Developments relate to a multiplication of power through growing policy activity and numbers
of ‘units’ in the centre of government around Downing Street and the Cabinet Office under Tony
Blair (the Standards and Effectiveness Unit, the Delivery Unit, the Strategy Unit, the expanded
DSPU), elevating the importance of he and his advisers relative to cabinet ministers (Hennessy,
2005). ‘Presidential’ governance was the explicit intention of Blair (Mandelson and Liddle, 1996)
and was less the case in previous administrations:
‘What has happened is not that more special advisers have been appointed but the
place where they have been located has had a particular effect. It has increased the
strength of the centre on policy.’20
A change in policy making style
10
Informal policy development by a small circle at the centre of government and a heavily
interventionist PM led to the coining of phrases such as ‘sofa government’ or ‘denocracy’
(Seldon, 2004) about the Blair governments. Speaking on the development of specialist schools
after 1997 (also the development of Excellence in Cities – a key strand of which was promoting
specialist schools – see Kendall et al, 2005), interviewees based in Downing Street at the time
described creation of policy documents as an activity occurring between just a few individuals:
‘Well, the White Paper was 1997, then ‘Schools: Achieving Success’ was 2001.
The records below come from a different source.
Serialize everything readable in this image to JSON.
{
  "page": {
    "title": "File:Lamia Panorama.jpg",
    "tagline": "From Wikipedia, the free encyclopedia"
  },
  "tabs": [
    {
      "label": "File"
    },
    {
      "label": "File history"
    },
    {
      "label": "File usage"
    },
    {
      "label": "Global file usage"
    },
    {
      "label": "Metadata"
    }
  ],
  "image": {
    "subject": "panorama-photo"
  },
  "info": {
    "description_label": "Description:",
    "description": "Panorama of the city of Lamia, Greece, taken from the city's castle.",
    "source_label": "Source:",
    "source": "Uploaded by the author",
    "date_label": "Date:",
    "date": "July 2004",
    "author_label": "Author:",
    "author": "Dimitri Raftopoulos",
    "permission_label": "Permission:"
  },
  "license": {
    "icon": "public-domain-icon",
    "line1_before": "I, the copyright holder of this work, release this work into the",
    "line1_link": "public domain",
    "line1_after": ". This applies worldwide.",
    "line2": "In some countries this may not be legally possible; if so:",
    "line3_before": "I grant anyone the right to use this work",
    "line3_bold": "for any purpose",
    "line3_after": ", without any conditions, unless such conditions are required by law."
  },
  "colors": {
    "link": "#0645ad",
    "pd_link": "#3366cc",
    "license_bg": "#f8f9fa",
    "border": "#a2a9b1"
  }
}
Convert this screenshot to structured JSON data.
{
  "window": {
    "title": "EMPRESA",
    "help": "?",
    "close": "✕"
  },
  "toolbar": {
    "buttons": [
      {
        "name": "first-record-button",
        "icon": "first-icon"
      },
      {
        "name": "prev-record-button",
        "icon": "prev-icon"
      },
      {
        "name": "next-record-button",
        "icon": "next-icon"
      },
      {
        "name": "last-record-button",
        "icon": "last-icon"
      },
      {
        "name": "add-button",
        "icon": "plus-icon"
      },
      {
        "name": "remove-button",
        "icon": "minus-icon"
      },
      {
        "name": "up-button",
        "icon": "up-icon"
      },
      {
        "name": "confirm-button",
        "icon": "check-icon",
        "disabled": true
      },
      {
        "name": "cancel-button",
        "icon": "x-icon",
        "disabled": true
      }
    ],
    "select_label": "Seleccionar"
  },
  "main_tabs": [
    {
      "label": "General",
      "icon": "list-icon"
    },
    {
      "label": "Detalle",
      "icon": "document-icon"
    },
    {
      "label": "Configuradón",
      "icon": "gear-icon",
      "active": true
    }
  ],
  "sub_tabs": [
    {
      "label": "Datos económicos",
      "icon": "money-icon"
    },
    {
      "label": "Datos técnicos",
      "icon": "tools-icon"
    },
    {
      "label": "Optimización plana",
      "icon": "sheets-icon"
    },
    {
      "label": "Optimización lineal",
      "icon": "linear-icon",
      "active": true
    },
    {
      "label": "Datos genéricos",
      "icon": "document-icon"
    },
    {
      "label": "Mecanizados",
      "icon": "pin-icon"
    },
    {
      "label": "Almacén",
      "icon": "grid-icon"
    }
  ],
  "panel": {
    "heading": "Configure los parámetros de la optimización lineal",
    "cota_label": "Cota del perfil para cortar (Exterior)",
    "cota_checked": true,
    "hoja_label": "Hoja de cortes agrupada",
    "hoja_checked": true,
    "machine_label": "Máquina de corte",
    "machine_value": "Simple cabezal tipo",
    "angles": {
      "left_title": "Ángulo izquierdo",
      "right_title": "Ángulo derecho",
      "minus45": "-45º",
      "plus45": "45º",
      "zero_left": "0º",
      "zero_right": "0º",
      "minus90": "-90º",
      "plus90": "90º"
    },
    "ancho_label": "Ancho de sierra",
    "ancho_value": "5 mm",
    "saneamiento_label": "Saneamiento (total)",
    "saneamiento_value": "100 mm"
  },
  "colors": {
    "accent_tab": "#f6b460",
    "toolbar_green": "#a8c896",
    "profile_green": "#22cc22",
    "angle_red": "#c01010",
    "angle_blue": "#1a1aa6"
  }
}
They’re all etched in my memory because I wrote them, but with colleagues.’
(Government adviser)
‘It was a combination of Blunkett, Blair, Adonis and Barber, I’d say. Oh and Conor
Ryan. So it was a kind of team effort. Blair saying ‘you need to do more for
education in inner cities, especially London’ and Blunkett saying ‘that’s true and
there are some terrible bits of deprivation in the Northern cities’ and XXX and XXX
negotiating … and turning it into something that would actually work’ (Government
adviser)
Hennessy (2005) has described a gear shift in centralisation after 1997 and ‘a reshaping of the
practices of the centre of central government to reflect the Blair style of administration’. Within
the small network of individuals a good deal of policy informality was described:
‘Rather than going through the formal hierarchies of the civil service, XX, XX and I,
with XX and I having been commissioned by David Blunkett and XX by Blair, we just
did the work and then we got the civil servants to do what was required.’
(Government adviser)
‘It was very fast, very quick, very easy to manage ... We cut through all the
complicated loops. We didn’t send a lot of long formal notes. It was all done very
informally and rapidly, so when we were writing the White Paper, there was a civil
servant whose task was to write it who was directly answerable to me. I was
consulting XX and XX and sending drafts round and then periodically sending drafts
to David Blunkett.’ (Government adviser)’
Reasons for policy informality focused on how busy ministers are (hence sending only ‘periodic’
drafts) and the urgency of reform. This has been described as a ‘condition of impatience’:
‘Tony Blair wanted a low-friction Government, where decisions would get taken
and then they would happen quickly, and did not want a lot of argument and
discussion – just ‘get on with it.’21
There was also a critique of ‘tame’ compared with ‘radical’ policy, the former perceived as being
created by stagnant and bureaucratic civil service departments:
11
‘It’s really good in political theory to have some people who cling onto the
radicalism, and Blair does that really well.’ (Government adviser)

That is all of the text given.